As Africa enjoys unprecedented economic growth, coastal countries hope to reap the rewards of what is being called the “blue economy.” Gulf of Guinea countries are benefiting from increased port traffic, tourism and underwater oil drilling. Several Gulf ports have expansion projects underway to accommodate larger ships from around the world.

But this growth is not guaranteed. It must be protected from threats that seek to blow it off course. The Gulf is now the world’s leader in piracy with nearly an attack per week recorded in 2014, according to the International Maritime Bureau. Oil theft is draining the region’s wealth and costing Nigeria alone $6 million per day.

Faced with these threats, West African militaries appear ready to respond. Nigeria is among the countries now investing heavily in its Navy. In early 2015, Nigeria commissioned four warships and plans to add two more before the end of the year. Likewise, Ghana has launched an electronic surveillance system that allows improved maritime domain awareness and is home to the Maritime Trade Information Sharing Centre, a voluntary reporting system tracking ship traffic across the Gulf.

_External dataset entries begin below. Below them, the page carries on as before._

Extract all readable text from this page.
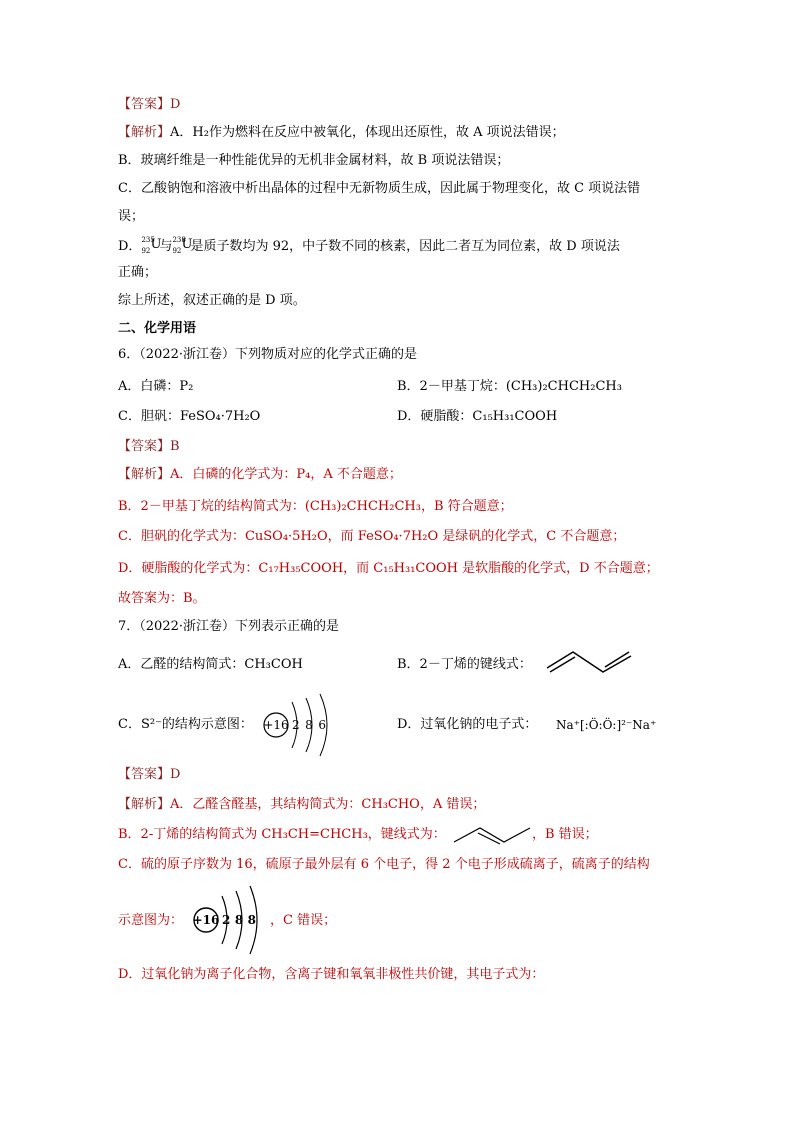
【答案】D
【解析】A．H₂作为燃料在反应中被氧化，体现出还原性，故 A 项说法错误；
B．玻璃纤维是一种性能优异的无机非金属材料，故 B 项说法错误；
C．乙酸钠饱和溶液中析出晶体的过程中无新物质生成，因此属于物理变化，故 C 项说法错
误；
D． 235
92 U
与 238
92 U
是质子数均为 92，中子数不同的核素，因此二者互为同位素，故 D 项说法
正确；
综上所述，叙述正确的是 D 项。
二、化学用语
6．（2022·浙江卷）下列物质对应的化学式正确的是
A．白磷：P₂	B．2－甲基丁烷：(CH₃)₂CHCH₂CH₃
C．胆矾：FeSO₄·7H₂O	D．硬脂酸：C₁₅H₃₁COOH
【答案】B
【解析】A．白磷的化学式为：P₄，A 不合题意；
B．2－甲基丁烷的结构简式为：(CH₃)₂CHCH₂CH₃，B 符合题意；
C．胆矾的化学式为：CuSO₄·5H₂O，而 FeSO₄·7H₂O 是绿矾的化学式，C 不合题意；
D．硬脂酸的化学式为：C₁₇H₃₅COOH，而 C₁₅H₃₁COOH 是软脂酸的化学式，D 不合题意；
故答案为：B。
7．（2022·浙江卷）下列表示正确的是
A．乙醛的结构简式：CH₃COH	B．2－丁烯的键线式：
C．S²⁻的结构示意图： +16 2 8 6	D．过氧化钠的电子式： Na⁺[:Ö:Ö:]²⁻Na⁺
【答案】D
【解析】A．乙醛含醛基，其结构简式为：CH₃CHO，A 错误；
B．2-丁烯的结构简式为 CH₃CH=CHCH₃，键线式为：	，B 错误；
C．硫的原子序数为 16，硫原子最外层有 6 个电子，得 2 个电子形成硫离子，硫离子的结构
示意图为： +16 2 8 8 ，C 错误；
D．过氧化钠为离子化合物，含离子键和氧氧非极性共价键，其电子式为：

Efforts at regional cooperation also are beginning to take shape. In 2013, more than 20 nations joined to sign the historic Yaoundé Code of Conduct. The agreement provides the framework for information sharing, joint patrols and the updating of maritime law across the Gulf region. Joint naval exercises reinforce this cooperation by helping to bridge differences in policy, communications and training that are inherent in all multinational coalitions.

The threats are real, but so is the capacity to overcome them. Whether on land or at sea, we all recognize that shared prosperity begins with shared security.